• Welcome to The Truck Stop! We see you haven't REGISTERED yet.

    Your truck knowledge is missing!
    • Registration is FREE , all we need is your birthday and email. (We don't share ANY data with ANYONE)
    • We have tons of knowledge here for your diesel truck!
    • Post your own topics and reply to existing threads to help others out!
    • NO ADS! The site is fully functional and ad free!
    CLICK HERE TO REGISTER!

    Problems registering? Click here to contact us!

    Already registered, but need a PASSWORD RESET? CLICK HERE TO RESET YOUR PASSWORD!

Whose Fan clutch (aftermarket) kicks on earliest?

AM General, W.W.W Willliams, and Hummer, but I'll bet its expensive.

Try some of them guys on ebay selling the 6.2 HMMWV pull out engines. I'd bet they would take one off and sell it.

Check with ShawnR on here, he had one he took off his 6.2 HMMWV engine.
 
Matt, that HMMWV fan clutch would work great for you. I may put one on my 93. They are hydraulic, take about 100psi to release, there either fully engaged(no pressure) or fully disengaged(pressure), with no in between like an air fan clutch on a semi.
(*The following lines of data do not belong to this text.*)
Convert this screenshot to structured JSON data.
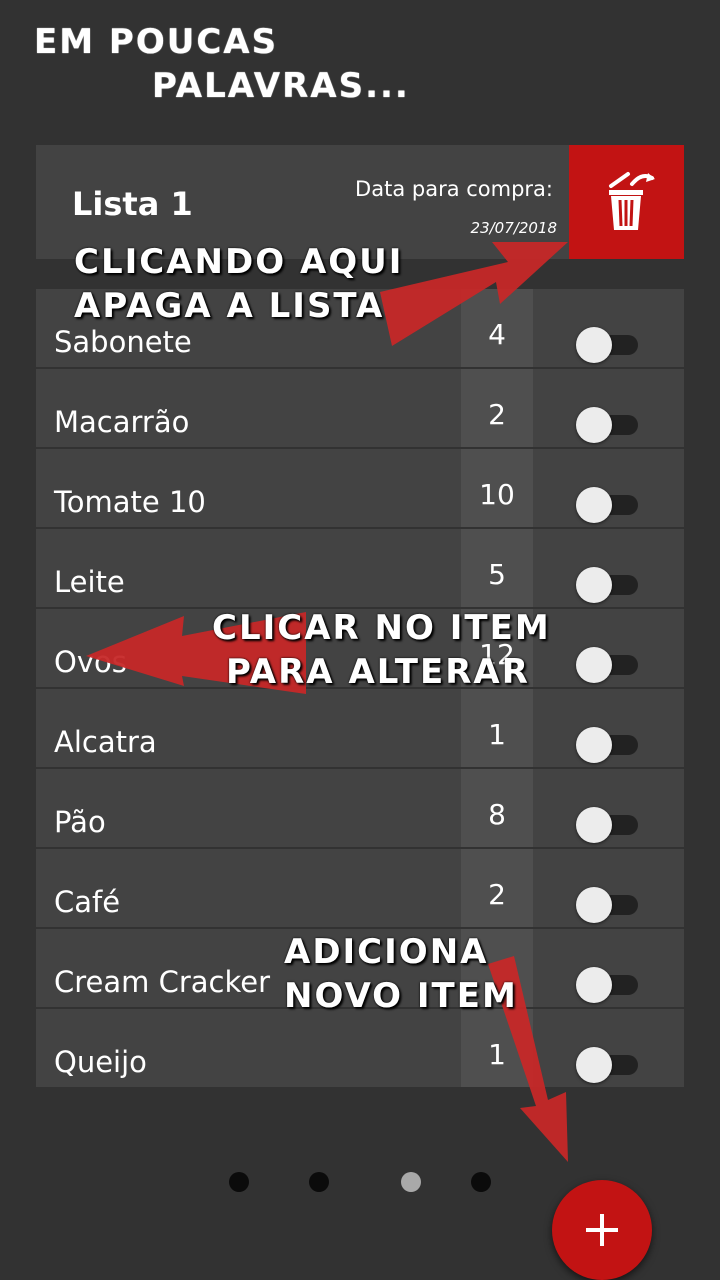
{
  "headline": {
    "line1": "EM POUCAS",
    "line2": "PALAVRAS..."
  },
  "list": {
    "title": "Lista 1",
    "date_label": "Data para compra:",
    "date_value": "23/07/2018"
  },
  "items": [
    {
      "name": "Sabonete",
      "qty": "4"
    },
    {
      "name": "Macarrão",
      "qty": "2"
    },
    {
      "name": "Tomate 10",
      "qty": "10"
    },
    {
      "name": "Leite",
      "qty": "5"
    },
    {
      "name": "Ovos",
      "qty": "12"
    },
    {
      "name": "Alcatra",
      "qty": "1"
    },
    {
      "name": "Pão",
      "qty": "8"
    },
    {
      "name": "Café",
      "qty": "2"
    },
    {
      "name": "Cream Cracker",
      "qty": ""
    },
    {
      "name": "Queijo",
      "qty": "1"
    }
  ],
  "annotations": {
    "delete_line1": "CLICANDO AQUI",
    "delete_line2": "APAGA A LISTA",
    "edit_line1": "CLICAR NO ITEM",
    "edit_line2": "PARA ALTERAR",
    "add_line1": "ADICIONA",
    "add_line2": "NOVO ITEM"
  },
  "icons": {
    "delete": "trash-icon",
    "add": "plus-icon"
  },
  "colors": {
    "accent": "#c21313",
    "background": "#323232",
    "card": "#434343",
    "annotation_arrow": "#c62828"
  },
  "pagination": {
    "count": 4,
    "active_index": 2
  }
}
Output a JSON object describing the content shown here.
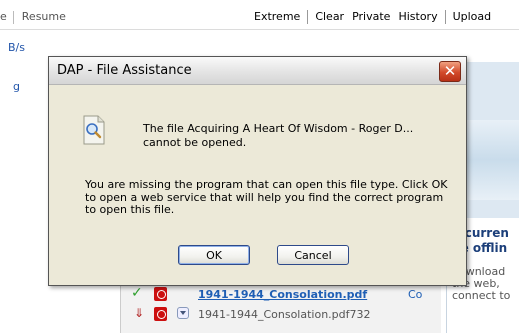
{
  "toolbar": {
    "left_label_1": "e",
    "left_label_2": "Resume",
    "extreme": "Extreme",
    "clear": "Clear",
    "private": "Private",
    "history": "History",
    "upload": "Upload"
  },
  "side": {
    "rate": "B/s",
    "fragment": "g"
  },
  "offline_panel": {
    "title_line1": "u curren",
    "title_line2": "be offlin",
    "text_line1": "download",
    "text_line2": "the web,",
    "text_line3": "connect to"
  },
  "downloads": {
    "row1_title": "1941-1944_Consolation.pdf",
    "row1_col": "Co",
    "row2_file": "1941-1944_Consolation.pdf732"
  },
  "dialog": {
    "title": "DAP - File Assistance",
    "message1": "The file Acquiring A Heart Of Wisdom - Roger D... cannot be opened.",
    "message2": "You are missing the program that can open this file type. Click OK to open a web service that will help you find the correct program to open this file.",
    "ok_label": "OK",
    "cancel_label": "Cancel",
    "close_glyph": "✕"
  },
  "icons": {
    "close": "close-icon",
    "file": "file-search-icon",
    "check": "check-icon",
    "pdf": "pdf-icon"
  },
  "colors": {
    "dialog_bg": "#ece9d8",
    "link_blue": "#1f5fb5",
    "close_red": "#d24a2a",
    "check_green": "#2ea02e"
  }
}
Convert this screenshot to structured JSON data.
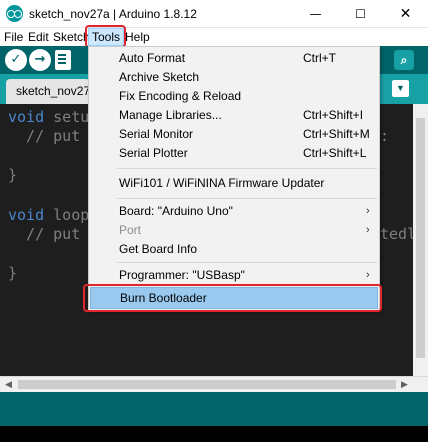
{
  "window": {
    "title": "sketch_nov27a | Arduino 1.8.12",
    "minimize_glyph": "—",
    "maximize_glyph": "☐",
    "close_glyph": "✕"
  },
  "menubar": {
    "items": [
      "File",
      "Edit",
      "Sketch",
      "Tools",
      "Help"
    ]
  },
  "toolbar": {
    "verify_glyph": "✓",
    "upload_glyph": "→",
    "monitor_glyph": "⌕"
  },
  "tabs": {
    "file_tab": "sketch_nov27a",
    "menu_glyph": "▼"
  },
  "editor": {
    "lines": [
      {
        "keyword": "void",
        "rest": " setu"
      },
      {
        "keyword": "",
        "rest": "  // put"
      },
      {
        "keyword": "",
        "rest": "}"
      },
      {
        "keyword": "void",
        "rest": " loop"
      },
      {
        "keyword": "",
        "rest": "  // put"
      },
      {
        "keyword": "",
        "rest": "}"
      }
    ],
    "right_fragments": [
      ":",
      "tedl"
    ]
  },
  "tools_menu": {
    "items": [
      {
        "label": "Auto Format",
        "shortcut": "Ctrl+T"
      },
      {
        "label": "Archive Sketch",
        "shortcut": ""
      },
      {
        "label": "Fix Encoding & Reload",
        "shortcut": ""
      },
      {
        "label": "Manage Libraries...",
        "shortcut": "Ctrl+Shift+I"
      },
      {
        "label": "Serial Monitor",
        "shortcut": "Ctrl+Shift+M"
      },
      {
        "label": "Serial Plotter",
        "shortcut": "Ctrl+Shift+L"
      },
      {
        "label": "WiFi101 / WiFiNINA Firmware Updater",
        "shortcut": ""
      },
      {
        "label": "Board: \"Arduino Uno\"",
        "shortcut": ""
      },
      {
        "label": "Port",
        "shortcut": ""
      },
      {
        "label": "Get Board Info",
        "shortcut": ""
      },
      {
        "label": "Programmer: \"USBasp\"",
        "shortcut": ""
      },
      {
        "label": "Burn Bootloader",
        "shortcut": ""
      }
    ],
    "submenu_arrow": "›"
  },
  "colors": {
    "toolbar": "#006468",
    "tabstrip": "#17a1a5",
    "editor_bg": "#1e1e1e",
    "keyword": "#4a86c9",
    "selection": "#99c9ef",
    "highlight_outline": "#e0262d"
  }
}
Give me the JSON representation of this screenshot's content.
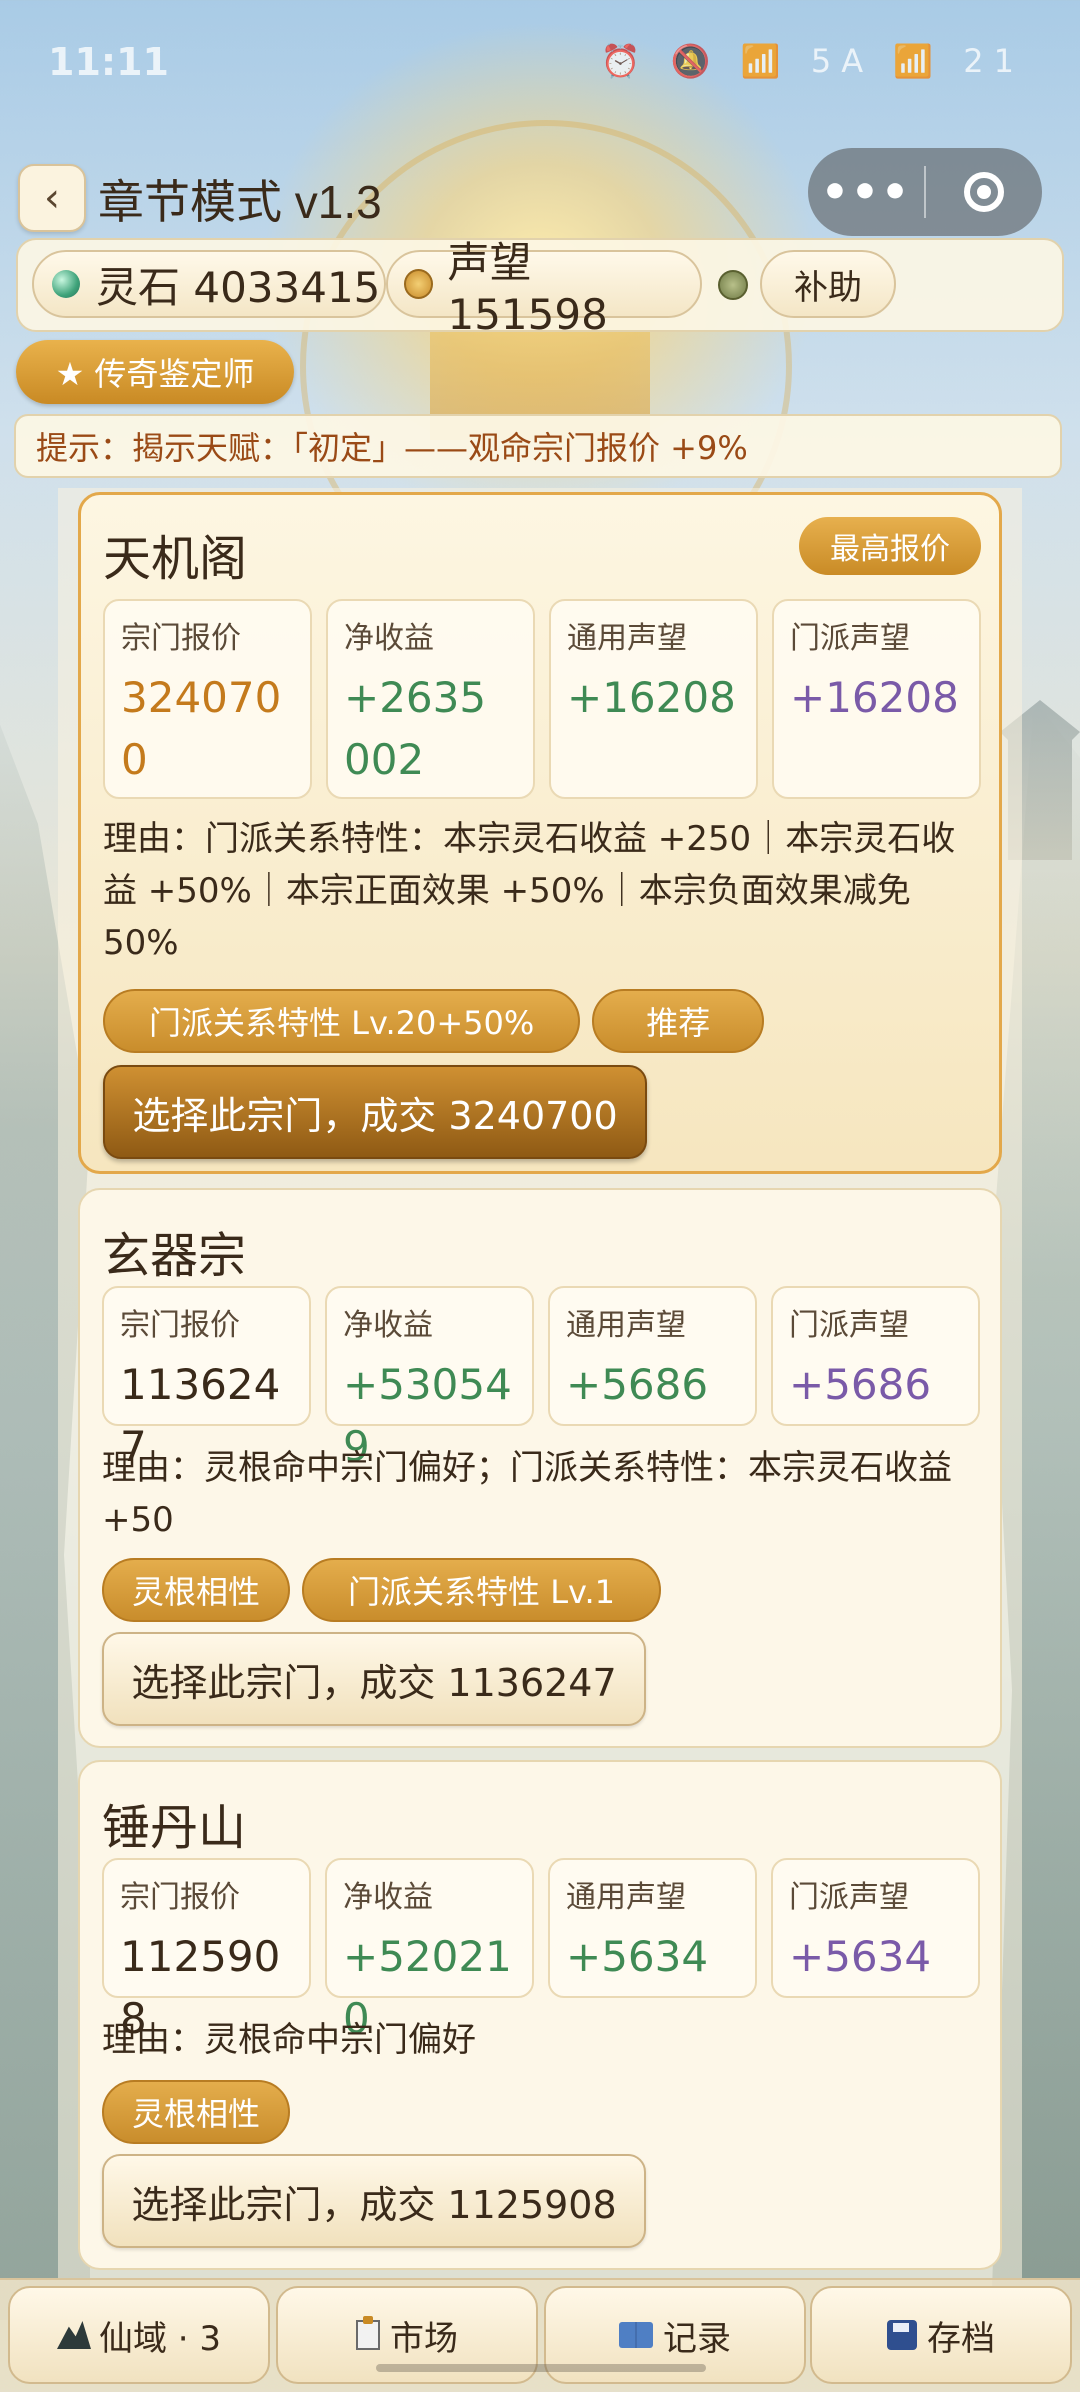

They basically have a pressure relief valve(set at 125psi) in the return line from the steering box, the bypass oil from the relief valve is returned to the reservoir like normal. The fan is "T"d into the 125psi line, to the fan clutch. To make the fan disengage you need a solenoid "T"d into the 125psi line, before the pressure relief valve to dump pressure, it bypasses oil around the relief valve.

The solenoid/relief valve is all one piece with three ports on the HMMWV, the solenoid valve is normally open(redundancy, so if it looses voltage/fails, it dumps pressure and the fan comes on). One problem, the HMMWV is 24v, and I think the civilian H1 were also.

But you can build it, its simpler than I can explain it. Basically you need a normally open(flowing) hydraulic solenoid valve, pressure relief valve, three "T"s and some hose/clamps.

Then just a temp switch of your choice screwed into the engine(and a manual override switch inside of course,lol)

That is actually ideal. My clutch only engages when I'm loaded up with plow. The rest of the year I only hear it when the engine is flooded with heatsoak enough to make it engage, a few seconds of driving and its off.

Meaning. the ONLY time my 6.5 EVER needs the fan, is when I have the plow on. THe rest of the year it runs perfect without.
 
OK bhere is the real deal.

Some time ago I pondered this same debacle. The viscous drive clutches from any Mfg are in my opinion, less than optimum. They work off airflow through the radiator (as you already know) to make the bimetal spring on the clutch activate the valve and engage the clutch..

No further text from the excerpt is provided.